ENTRY 043: Arindov Space
Among the stranger corners of the Mesh are sites where atypical sensory interfaces predominate. Vision, sound, and touch/contact have been utilized in some combination for communications for centuries, but in post-Fall days there are entire segments of the Mesh where the primary sensory interface is somewhat stranger and more exotic—where infomorphs communicate via scents and tastes, artificially remixed and released in bursts of intensity and duration, or augmented reality zones which feed information that can only be interpreted by transhumans with t-ray emitter/receivers, or at least a compatible app that either allows them to interpret the data or translates it to their existing sensory spectrum.
The most populous of these sensory interface zones is Arindov Space, a mixed virtual/augmented reality environment based on echolocation, located in a lightless open-planning Lunar cavern with a high population density, with nearly thirty thousand physical inhabitants in 3.0 cubic kilometers of space. All boundaries and perimeters in the cavern (aside from the outer walls) are defined by virtual constructs, so that the inhabitants and visitors navigate by way of artificial echolocation data. Experienced users navigate in a sea of real-time three-dimensional data, steering them around digitally marked zones as well as real obstacles; new users are generally less able to process the full extent of the echodata being fed to them, but most adapt—or use a cheat app that processes the echodata into a relative audio-visual feed to overlay on their regular vision.
As might be expected, violating this virtual zoning carries with it social penalties. The Arindov Space exists only because of the consensual acceptance and awareness of the virtual borders; without the virtual barriers ameliorating senses of privacy and personal space, the population would probably riot at living packed so closely together. Individuals who purposefully violate virtual barriers face significant social stigma (and corresponding rep loss), but for some—particularly visitors—the relative freedom that comes from ignoring the artificial spatial constraints outweighs the social cost.

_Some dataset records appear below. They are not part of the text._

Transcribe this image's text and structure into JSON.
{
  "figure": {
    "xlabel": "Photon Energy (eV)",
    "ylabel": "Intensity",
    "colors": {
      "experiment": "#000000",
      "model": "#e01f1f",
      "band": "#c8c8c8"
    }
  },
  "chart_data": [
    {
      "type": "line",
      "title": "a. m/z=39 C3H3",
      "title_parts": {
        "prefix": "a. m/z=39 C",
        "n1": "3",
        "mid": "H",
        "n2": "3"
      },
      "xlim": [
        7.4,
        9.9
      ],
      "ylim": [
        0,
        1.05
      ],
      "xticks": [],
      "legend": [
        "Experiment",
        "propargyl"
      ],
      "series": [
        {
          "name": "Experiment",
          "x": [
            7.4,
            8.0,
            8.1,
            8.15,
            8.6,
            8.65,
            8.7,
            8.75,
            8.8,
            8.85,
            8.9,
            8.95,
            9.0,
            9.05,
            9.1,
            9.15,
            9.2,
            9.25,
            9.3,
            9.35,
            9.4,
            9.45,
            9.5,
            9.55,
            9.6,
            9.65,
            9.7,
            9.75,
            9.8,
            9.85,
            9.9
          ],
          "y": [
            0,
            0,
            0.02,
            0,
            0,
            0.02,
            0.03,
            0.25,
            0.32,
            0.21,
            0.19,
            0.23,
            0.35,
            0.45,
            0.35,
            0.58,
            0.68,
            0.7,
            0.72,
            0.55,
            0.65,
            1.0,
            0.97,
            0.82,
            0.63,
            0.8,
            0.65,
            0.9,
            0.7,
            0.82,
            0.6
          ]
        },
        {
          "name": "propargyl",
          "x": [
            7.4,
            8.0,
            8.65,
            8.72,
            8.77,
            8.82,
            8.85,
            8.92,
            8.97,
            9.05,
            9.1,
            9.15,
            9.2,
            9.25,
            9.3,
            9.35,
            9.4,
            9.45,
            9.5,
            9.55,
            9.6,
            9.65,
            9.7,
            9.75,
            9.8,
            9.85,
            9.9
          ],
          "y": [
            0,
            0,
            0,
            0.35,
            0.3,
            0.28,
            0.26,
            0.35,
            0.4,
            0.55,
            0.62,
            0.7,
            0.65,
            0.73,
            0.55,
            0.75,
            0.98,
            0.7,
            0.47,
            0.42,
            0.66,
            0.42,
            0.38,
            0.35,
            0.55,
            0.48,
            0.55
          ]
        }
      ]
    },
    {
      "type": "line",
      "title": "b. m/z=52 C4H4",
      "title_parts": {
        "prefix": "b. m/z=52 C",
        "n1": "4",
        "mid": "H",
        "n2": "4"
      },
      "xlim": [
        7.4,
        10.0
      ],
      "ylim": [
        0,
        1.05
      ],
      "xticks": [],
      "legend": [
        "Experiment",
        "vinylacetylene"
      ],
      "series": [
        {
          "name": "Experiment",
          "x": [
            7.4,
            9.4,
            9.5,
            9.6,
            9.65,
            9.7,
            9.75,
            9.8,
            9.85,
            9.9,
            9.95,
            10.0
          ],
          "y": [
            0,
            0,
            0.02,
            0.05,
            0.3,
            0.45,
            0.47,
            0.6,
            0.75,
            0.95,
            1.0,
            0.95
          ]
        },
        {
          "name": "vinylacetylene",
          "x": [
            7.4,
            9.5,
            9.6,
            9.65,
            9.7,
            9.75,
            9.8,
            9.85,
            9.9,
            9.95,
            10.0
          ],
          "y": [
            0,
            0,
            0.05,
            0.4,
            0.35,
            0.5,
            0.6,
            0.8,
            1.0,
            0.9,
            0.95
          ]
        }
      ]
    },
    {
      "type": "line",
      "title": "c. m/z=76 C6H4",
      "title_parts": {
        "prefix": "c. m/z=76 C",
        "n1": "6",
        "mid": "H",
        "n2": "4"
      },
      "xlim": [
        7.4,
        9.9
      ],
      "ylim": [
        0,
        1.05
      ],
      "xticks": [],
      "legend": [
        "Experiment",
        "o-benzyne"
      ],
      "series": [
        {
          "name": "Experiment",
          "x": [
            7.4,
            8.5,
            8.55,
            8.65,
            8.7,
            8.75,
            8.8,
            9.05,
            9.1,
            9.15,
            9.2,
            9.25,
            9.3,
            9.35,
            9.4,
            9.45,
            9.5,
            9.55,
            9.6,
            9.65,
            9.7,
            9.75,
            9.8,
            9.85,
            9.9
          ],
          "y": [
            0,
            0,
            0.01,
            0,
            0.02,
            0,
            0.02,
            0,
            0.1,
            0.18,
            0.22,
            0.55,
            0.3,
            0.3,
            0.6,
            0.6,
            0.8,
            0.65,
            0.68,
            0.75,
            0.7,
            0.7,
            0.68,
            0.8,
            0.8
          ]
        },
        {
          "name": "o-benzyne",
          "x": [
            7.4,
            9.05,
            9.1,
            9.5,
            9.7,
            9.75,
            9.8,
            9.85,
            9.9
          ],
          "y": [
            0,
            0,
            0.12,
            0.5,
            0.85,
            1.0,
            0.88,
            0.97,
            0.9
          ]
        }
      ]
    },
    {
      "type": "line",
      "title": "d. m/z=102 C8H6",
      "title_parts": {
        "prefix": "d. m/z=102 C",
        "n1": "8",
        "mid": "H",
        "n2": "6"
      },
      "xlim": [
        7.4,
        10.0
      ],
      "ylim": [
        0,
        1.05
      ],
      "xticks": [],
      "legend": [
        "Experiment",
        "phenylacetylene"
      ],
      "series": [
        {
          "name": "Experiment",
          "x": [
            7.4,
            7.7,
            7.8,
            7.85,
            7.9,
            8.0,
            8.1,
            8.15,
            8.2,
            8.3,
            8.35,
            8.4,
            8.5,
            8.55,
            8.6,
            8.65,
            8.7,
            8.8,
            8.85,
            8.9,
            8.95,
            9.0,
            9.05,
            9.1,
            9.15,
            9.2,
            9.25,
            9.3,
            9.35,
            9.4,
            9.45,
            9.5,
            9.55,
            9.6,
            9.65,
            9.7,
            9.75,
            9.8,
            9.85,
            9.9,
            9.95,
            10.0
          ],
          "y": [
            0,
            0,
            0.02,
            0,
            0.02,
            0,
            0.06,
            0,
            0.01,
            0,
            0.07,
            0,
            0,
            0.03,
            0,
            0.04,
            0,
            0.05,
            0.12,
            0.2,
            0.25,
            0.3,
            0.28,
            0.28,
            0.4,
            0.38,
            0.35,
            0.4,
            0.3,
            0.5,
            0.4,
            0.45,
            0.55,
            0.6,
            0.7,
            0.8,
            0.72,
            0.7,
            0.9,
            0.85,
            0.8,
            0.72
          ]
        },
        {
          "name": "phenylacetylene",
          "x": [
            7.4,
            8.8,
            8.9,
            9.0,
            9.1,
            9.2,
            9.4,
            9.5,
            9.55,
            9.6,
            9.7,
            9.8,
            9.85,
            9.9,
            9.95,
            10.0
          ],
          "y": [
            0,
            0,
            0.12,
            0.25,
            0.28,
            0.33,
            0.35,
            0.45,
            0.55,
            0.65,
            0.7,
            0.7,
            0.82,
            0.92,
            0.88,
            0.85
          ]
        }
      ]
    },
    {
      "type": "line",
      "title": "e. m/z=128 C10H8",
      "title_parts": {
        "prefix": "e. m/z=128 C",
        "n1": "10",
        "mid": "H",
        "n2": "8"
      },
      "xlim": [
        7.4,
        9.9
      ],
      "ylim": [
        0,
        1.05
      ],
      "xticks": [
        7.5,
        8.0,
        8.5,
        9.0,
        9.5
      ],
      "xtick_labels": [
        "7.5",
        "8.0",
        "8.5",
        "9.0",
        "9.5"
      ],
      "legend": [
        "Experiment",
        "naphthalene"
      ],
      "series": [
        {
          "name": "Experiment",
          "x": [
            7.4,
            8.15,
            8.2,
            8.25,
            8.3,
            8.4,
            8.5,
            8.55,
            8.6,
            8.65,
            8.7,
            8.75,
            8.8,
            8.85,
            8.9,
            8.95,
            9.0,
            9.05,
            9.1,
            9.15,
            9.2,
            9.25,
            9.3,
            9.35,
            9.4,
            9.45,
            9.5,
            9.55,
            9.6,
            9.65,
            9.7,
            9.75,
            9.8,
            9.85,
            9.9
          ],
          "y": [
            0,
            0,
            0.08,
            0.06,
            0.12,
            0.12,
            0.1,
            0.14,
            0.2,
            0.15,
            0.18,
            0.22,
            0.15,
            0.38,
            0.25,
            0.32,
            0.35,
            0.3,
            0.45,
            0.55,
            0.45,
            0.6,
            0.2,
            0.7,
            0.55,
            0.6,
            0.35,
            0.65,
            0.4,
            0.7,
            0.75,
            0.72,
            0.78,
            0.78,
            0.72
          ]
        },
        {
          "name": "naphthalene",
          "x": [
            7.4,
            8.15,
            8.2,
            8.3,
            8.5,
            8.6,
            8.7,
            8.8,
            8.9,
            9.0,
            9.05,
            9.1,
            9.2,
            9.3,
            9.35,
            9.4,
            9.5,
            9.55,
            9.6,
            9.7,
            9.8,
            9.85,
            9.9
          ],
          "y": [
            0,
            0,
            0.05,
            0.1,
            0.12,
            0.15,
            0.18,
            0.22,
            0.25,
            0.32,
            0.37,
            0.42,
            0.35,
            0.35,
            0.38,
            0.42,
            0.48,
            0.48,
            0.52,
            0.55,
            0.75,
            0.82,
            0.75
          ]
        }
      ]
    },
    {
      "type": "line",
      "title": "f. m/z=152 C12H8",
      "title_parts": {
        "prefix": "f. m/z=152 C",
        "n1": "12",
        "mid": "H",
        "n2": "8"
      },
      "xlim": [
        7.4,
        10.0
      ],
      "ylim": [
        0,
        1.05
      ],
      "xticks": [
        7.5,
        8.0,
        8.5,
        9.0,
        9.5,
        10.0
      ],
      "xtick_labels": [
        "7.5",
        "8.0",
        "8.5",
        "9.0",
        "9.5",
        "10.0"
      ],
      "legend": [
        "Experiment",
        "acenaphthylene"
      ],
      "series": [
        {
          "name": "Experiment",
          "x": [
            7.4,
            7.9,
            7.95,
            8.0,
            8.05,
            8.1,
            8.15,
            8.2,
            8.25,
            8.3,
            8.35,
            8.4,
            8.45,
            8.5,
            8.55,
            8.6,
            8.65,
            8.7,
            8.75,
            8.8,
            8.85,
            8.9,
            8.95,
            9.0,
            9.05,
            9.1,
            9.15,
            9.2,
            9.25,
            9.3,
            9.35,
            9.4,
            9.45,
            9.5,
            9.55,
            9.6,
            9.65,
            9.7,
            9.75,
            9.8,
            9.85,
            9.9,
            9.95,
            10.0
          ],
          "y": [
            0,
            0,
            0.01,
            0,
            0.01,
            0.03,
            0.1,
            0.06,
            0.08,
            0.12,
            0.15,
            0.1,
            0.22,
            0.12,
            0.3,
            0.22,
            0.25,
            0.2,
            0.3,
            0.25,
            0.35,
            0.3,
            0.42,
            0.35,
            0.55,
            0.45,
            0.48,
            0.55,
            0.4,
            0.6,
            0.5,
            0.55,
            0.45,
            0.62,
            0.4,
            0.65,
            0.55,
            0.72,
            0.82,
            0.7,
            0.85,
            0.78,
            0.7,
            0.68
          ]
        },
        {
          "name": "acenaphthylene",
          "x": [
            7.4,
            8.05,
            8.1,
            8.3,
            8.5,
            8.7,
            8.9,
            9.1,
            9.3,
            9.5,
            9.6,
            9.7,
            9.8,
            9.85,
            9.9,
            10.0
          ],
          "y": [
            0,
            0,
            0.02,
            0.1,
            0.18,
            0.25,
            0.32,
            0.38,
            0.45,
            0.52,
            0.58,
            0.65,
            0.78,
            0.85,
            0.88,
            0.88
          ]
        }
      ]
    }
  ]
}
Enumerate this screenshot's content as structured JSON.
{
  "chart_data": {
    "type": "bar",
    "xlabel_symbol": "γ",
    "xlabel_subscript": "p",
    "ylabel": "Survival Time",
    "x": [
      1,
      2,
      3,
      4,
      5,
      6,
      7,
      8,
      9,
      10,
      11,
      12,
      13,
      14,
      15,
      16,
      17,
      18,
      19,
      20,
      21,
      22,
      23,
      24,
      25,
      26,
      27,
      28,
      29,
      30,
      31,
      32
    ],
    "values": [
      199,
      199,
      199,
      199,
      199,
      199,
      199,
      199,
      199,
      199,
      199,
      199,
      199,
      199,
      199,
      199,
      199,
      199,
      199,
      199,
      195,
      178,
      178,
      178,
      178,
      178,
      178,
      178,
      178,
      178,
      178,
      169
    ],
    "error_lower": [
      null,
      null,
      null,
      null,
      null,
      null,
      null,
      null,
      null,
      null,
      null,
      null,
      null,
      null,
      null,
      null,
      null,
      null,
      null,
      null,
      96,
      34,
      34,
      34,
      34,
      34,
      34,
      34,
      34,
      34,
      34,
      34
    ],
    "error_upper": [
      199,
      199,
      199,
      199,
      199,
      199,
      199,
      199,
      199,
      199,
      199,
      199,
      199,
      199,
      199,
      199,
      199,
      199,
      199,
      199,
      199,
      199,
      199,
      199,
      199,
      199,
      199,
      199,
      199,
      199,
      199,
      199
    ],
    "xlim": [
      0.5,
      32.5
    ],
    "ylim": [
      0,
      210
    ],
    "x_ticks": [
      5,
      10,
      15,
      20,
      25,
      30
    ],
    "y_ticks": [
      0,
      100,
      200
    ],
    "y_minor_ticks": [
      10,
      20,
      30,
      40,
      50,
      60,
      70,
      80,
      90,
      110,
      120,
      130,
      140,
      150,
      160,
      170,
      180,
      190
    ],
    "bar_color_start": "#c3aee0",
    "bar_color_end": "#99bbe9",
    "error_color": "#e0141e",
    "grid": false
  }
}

Most atypical sensory interface portions of the Mesh are designed for public use, and free apps are often readily available to interpret, receive, or translate extraordinary sensory data for new users, or geared to the augmented senses of certain morphs. Some hypercorps maintain more exotic spaces with non-publicly available apps for security reasons, but these are relatively rare because of their limited utility. Attempting to navigate a Mesh or Augmented Reality setting without the appropriate senses or app is equivalent to going in blind—the character is aware of being in the space, but the sensory data manifests only as noise. Mechanically, characters in such spaces receive a -30 penalty to Interfacing Tests if they do not have the appropriate senses or app.
Using Arindov Space
Excessive use of Arindov Space (and similar weird sensory places) is likely to cause frustration; it is recommended that this locale be used sparingly as a spice, to get players and gamemasters to think about their enhanced or augmented senses, and especially to allow characters who have invested in unusual sensory forms to feel “in their element.”